A no free lunch theorem for database indexes?

As a trained mathematician, I like to pull back and ask what are the fundamental limitations I face.

A common misconception in our Google-era is that database performance is a technical matter easily fixed by throwing enough hardware at the problem. We apparently face no fundamental limitation. To a large extend, this statement is correct. Thanks to the B-tree and related data structures, we can search for most things very quickly. Roughly, the database problems are solved, as long as you consider only a specific type of queries: queries targeting only a small subset of your data.

What if you want to consider more general queries? Can you hope to find a magical database index that solves all your problems?

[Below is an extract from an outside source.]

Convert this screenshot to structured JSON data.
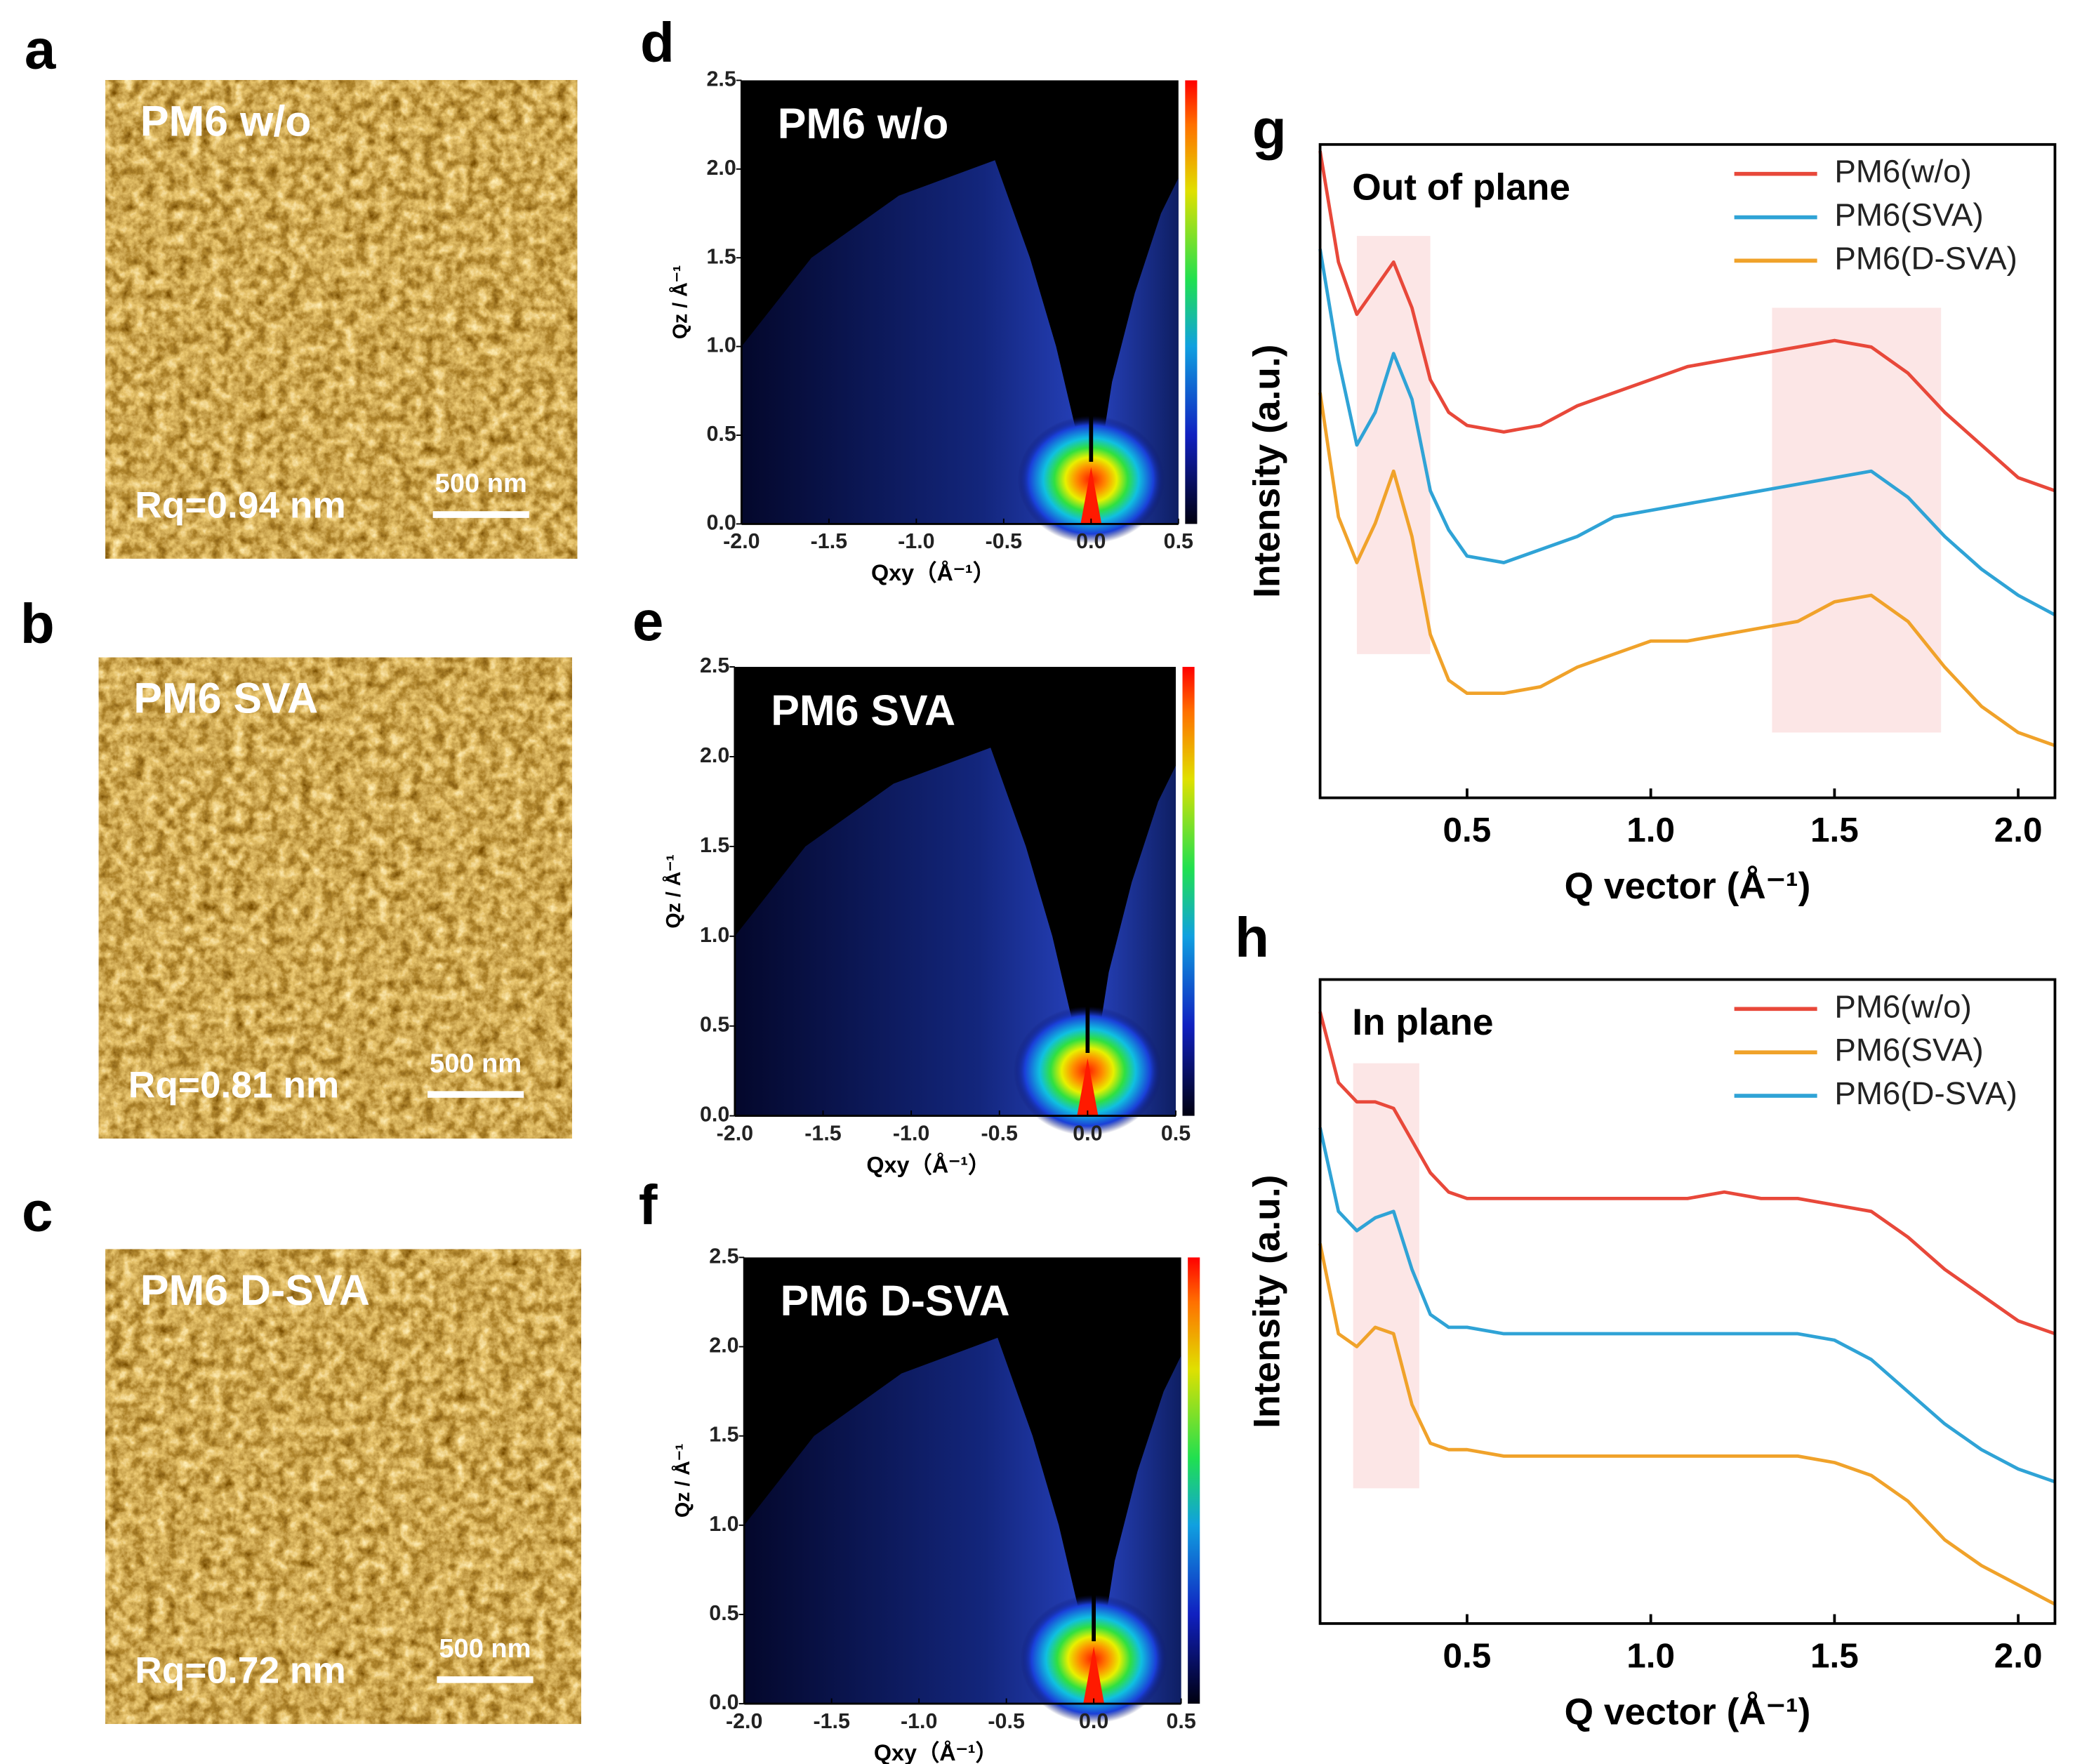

I spent part of my morning looking for a No Free Lunch (NFL) theorem for database indexes. I would like to propose one:

Any two database indexes are equivalent when their performance is average across all possible content and queries. (Naturally, it is ill-posed.)

I draw your attention to how limited your interaction with tools that produce aggregates, such as Google Analytics, are. Basically, you navigate through precomputed data. You may not realize it, but the tool does not let you craft your own queries. Jim Gray taught us to push these techniques further with structures such as the data cube (which wikipedia insists on calling an OLAP cube). However, precomputation is just a particular form of indexing. It helps tremendously when the queries take a particular form, but when you average over all possible queries, it is unhelpful.

What if you want to consider general queries, and still get fast results? Then you have to assume something about your data. I suggest you assume that your data is highly compressible. Run-length encoding has been shown to help database queries tremendously.

Short of these two types of assumptions (specific queries or specific data sets), the only way you can improve the current indexes is by constant factors—you can double the performance of existing B-tree indexes, maybe. Or else, you can throw in more CPUs, more disks, and more memory.

For now, I will stick with my puny computers, and I will assume that the data is highly compressible. It seems to work well in real life.